Approximately 0.1% of headaches are sinister (i.e., secondary headaches, which include neoplasm, aneurysm rupture, venous sinus thrombosis, meningitis, etc.) (4). Among patients with migraine and a normal neurological examination, the prevalence of significant intracranial abnormalities on neuroimaging ranges from 0 to 3.1% and combining this data in a meta-analysis resulted in a prevalence of 0.18% (4). Specifically, the prevalence of arteriovenous malformations is 0.8% and saccular aneurysms is 2.4% on autopsy. Although there are many causes of secondary headache, clinical cues to their diagnosis will be present on history and neurological examination which will be discussed below.

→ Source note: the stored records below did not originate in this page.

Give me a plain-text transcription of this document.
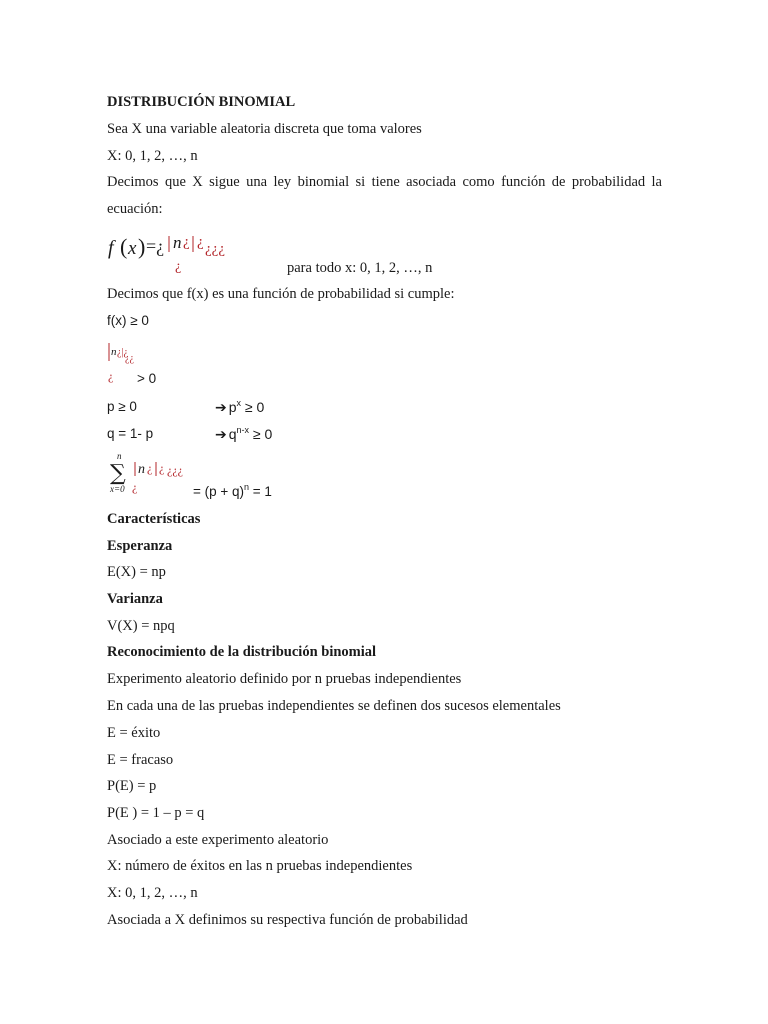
DISTRIBUCIÓN BINOMIAL
Sea X una variable aleatoria discreta que toma valores
X: 0, 1, 2, …, n
Decimos que X sigue una ley binomial si tiene asociada como función de probabilidad la
ecuación:
f ( x ) =¿ n ¿ ¿ ¿¿¿
¿	para todo x: 0, 1, 2, …, n
Decimos que f(x) es una función de probabilidad si cumple:
f(x) ≥ 0
n ¿|¿
¿¿
¿ > 0
p ≥ 0	➔ $p^x \ge 0$
q = 1- p	➔ $q^{n-x} \ge 0$
n
∑
x=0
n ¿ ¿ ¿¿¿
¿	= $(p + q)^n = 1$
Características
Esperanza
E(X) = np
Varianza
V(X) = npq
Reconocimiento de la distribución binomial
Experimento aleatorio definido por n pruebas independientes
En cada una de las pruebas independientes se definen dos sucesos elementales
E = éxito
E = fracaso
P(E) = p
P(E ) = 1 – p = q
Asociado a este experimento aleatorio
X: número de éxitos en las n pruebas independientes
X: 0, 1, 2, …, n
Asociada a X definimos su respectiva función de probabilidad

In 1994, the American Academy of Neurology (AAN) created a guideline for the use of neuroimaging in patients with headaches and a normal neurological examination, which has not changed over the years (5). The AAN consensus concluded “in adult patients with recurrent headaches that have been defined as migraine, including those with visual aura, with no recent change in pattern, no history of seizures, and no other focal neurological signs or symptoms, the routine use of neuroimaging is not warranted.” The most common abnormalities found on MRI in migraineurs are white matter lesions localized in the subcortical or periventricular white matter best seen on fluid-attenuated inversion recovery (FLAIR) images, reported in 12–48% of migraineurs compared with 2–11% of control subjects (6). These lesions are non-specific and can be misinterpreted as signifying an inflammatory disease, such as multiple sclerosis, leading to patient anxiety, and further investigations, such as a lumbar puncture (with its associated risks). If atypical headache features are present and the patient does not meet ICHD-III criteria for migraine, a lower threshold for neuroimaging may be applied.

Visual aura may precede the migraine, or may not be followed by a headache in the case of migraine aura without headache. Diagnostic features of a visual aura include features such as propagation of a scintillating scotoma, zig-zag lines, fortification spectra, or photopsia. These positive visual symptoms may be a result of a migraine, but very rarely could be attributable to a focal seizure or occipital lobe ischemia (7). There are key clinical features of positive visual phenomenon that warrant neuroimaging to rule out an occipital lobe lesion (such as a cavernoma or AVM) (8). These include: a stereotypical visual aura that is repeatedly experienced in one hemifield, an increase in frequency or change in pattern of a longstanding visual aura, a sudden alteration in aura characteristics, any unexplained visual field defect and/or subjective persistence of a scotoma following a typical visual aura, or co-existence of seizures. If any of the above criteria are met, then neuroimaging with an MRI is indicated.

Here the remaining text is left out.